The next wave of big data technology: distributed automation
The year 2017 established the fact that big data’s immediate future was bound to the assorted expressions of artificial intelligence, the Internet of Things and blockchain. The year 2018 ushers in a new era in which organizations deal with the ramifications of the singular point of commonality between those technologies: decentralization. Each additional distributed transaction on blockchain, digital personal assistant interaction with AI or edge computing application in the IoT only increases the need to control those resources in a uniform manner.
“There’s never one model, whether it’s centralized or decentralized, that’s going to dominate,” says Mark Hung, Gartner research VP. “I think it’s always going to be a heterogeneous mode of operation where you need both.”
The heterogeneity of the big data landscape is characterized not only by the distributed nature of its most prominent technologies, but also by their underlying architectures. Organizations are contending with on-premise, conventional cloud, edge computing and hybrid architectures compounded by the low-latency concerns of automation spawned from:
- AI—AI’s automation capabilities are apparent. Its dynamic algorithms expedite everything from facets of data science to fraud detection and market segmentation. It contributes to the decentralized movement by supplementing IoT analytics and implementing natural language capabilities in intelligent agents known as bots. In each of those cases, “what AI does is erode another barrier between humans and computing resources,” says Whit Andrews, Gartner VP distinguished analyst.
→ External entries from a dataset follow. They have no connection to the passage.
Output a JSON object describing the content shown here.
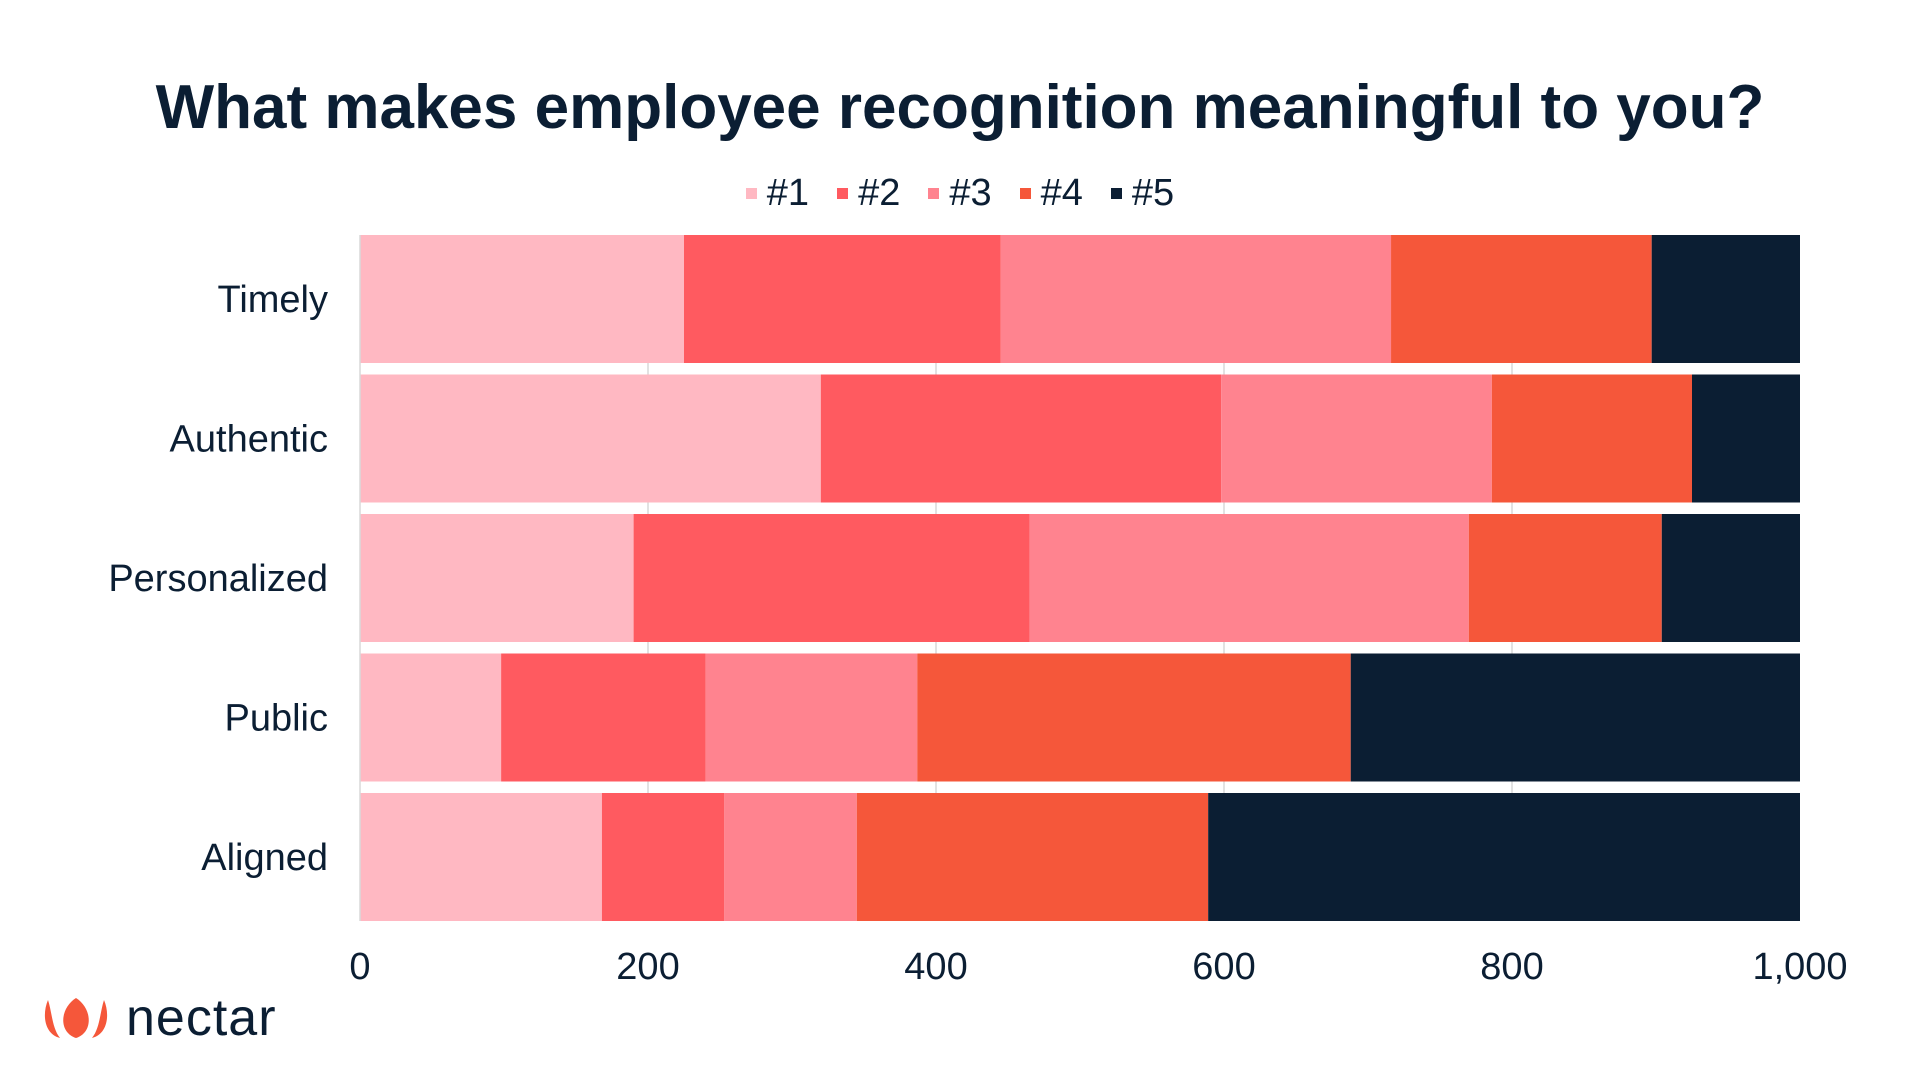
{
  "chart_data": {
    "type": "bar",
    "orientation": "horizontal",
    "stacked": true,
    "title": "What makes employee recognition meaningful to you?",
    "categories": [
      "Timely",
      "Authentic",
      "Personalized",
      "Public",
      "Aligned"
    ],
    "series": [
      {
        "name": "#1",
        "color": "#ffb8c2",
        "values": [
          225,
          320,
          190,
          98,
          168
        ]
      },
      {
        "name": "#2",
        "color": "#ff5a60",
        "values": [
          220,
          278,
          275,
          142,
          85
        ]
      },
      {
        "name": "#3",
        "color": "#ff838f",
        "values": [
          271,
          188,
          305,
          147,
          92
        ]
      },
      {
        "name": "#4",
        "color": "#f5573a",
        "values": [
          181,
          139,
          134,
          301,
          244
        ]
      },
      {
        "name": "#5",
        "color": "#0b1e33",
        "values": [
          103,
          75,
          96,
          312,
          411
        ]
      }
    ],
    "xlim": [
      0,
      1000
    ],
    "xticks": [
      "0",
      "200",
      "400",
      "600",
      "800",
      "1,000"
    ],
    "xtick_values": [
      0,
      200,
      400,
      600,
      800,
      1000
    ],
    "grid": "vertical",
    "legend_position": "top"
  },
  "brand": {
    "logo_text": "nectar",
    "logo_icon": "nectar-petals-icon",
    "accent": "#f5573a"
  }
}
- The IoT—The speeds at which the IoT produces streaming data are ideal for automated processes, particularly when supplemented by AI’s advanced machine learning. Its decentralization is evinced in the distributed nature of its endpoints and its edge computing capabilities. A synopsis of Forrester’s “The Top 10 Technology Trends to Watch: 2018 to 2020” states: “The Internet of Things (IoT) shifts computing toward the edge. Firms in the vanguard of this trend will use edge computing to build distributed applications that close the gap between data, insight and action.”
- Blockchain—By definition blockchain is a distributed ledger system that complements AI’s automation via the speed at which its transactions occur. “One of the most immediate benefits of the shared ledger of blockchain is you eliminate information latency,” says Adeel Najmi, One Network SVP of products. “Anything happening in the value network that anyone needs to know and is permitted to know, you can know immediately.”
Because data’s overarching value frequently stems from the contextualized analysis of integrating data, the need to uniformly control distributed computing environments will likely persist. Marc Hung suggests, “You always want a centralized or single point of access or single point of view. But how that’s actually physically implemented, there’s a lot of flexibility.”
Artificial intelligent agents
Other than the practical utility of preparing data for consumption with cognitive computing, the most compelling use cases for AI’s future value are predicated on distributed deployments. According to Andrews, “We know that the most common uses of AI today are decision support and process improvement.” Advanced machine learning capabilities are ideal for analyzing unstructured text, image and machine-generated sources.
Quintessential examples include deploying AI to analyze pictures of vehicular accidents in asset insurance, medical images (such as MRIs) in healthcare and text analysis in financial services. That paradigm depends on AI’s analysis, which knowledge workers interpret. “That would be true for any environment in which we’ve gone from physical presence to expert captured imagery, to expert evaluated automated imagery, to a final outcome—seeing something that is mediated by an expert,” Andrews explains.
The expanding use of chatbots will also emphasize AI’s tendencies toward decentralization. The “Gartner Top 10 Strategic Technology Trends for 2018” states: “Chatbots will become the face of AI.” The trend impacts AI’s distributed automation in multiple ways. Interactive digital virtual assistants (encompassing multiple forms including mobile devices and smart speakers) use not only machine learning but also facets of speech recognition, natural language processing and what Andrews calls “natural language generation,” which is instrumental for “democratization that allows you to assemble a semi-complex syntactical structure.”
In addition to enhancing customer experience and broadening AI’s adoption in distributed settings, bots are also useful for internal applications. Use cases in which they help workers with automated processes such as search or other repetitive tasks “are happening in the ultimate natural expression, which is speech,” Andrews says. “Chatbots are important and exciting because they augment thinking in ways that previously have not been possible.”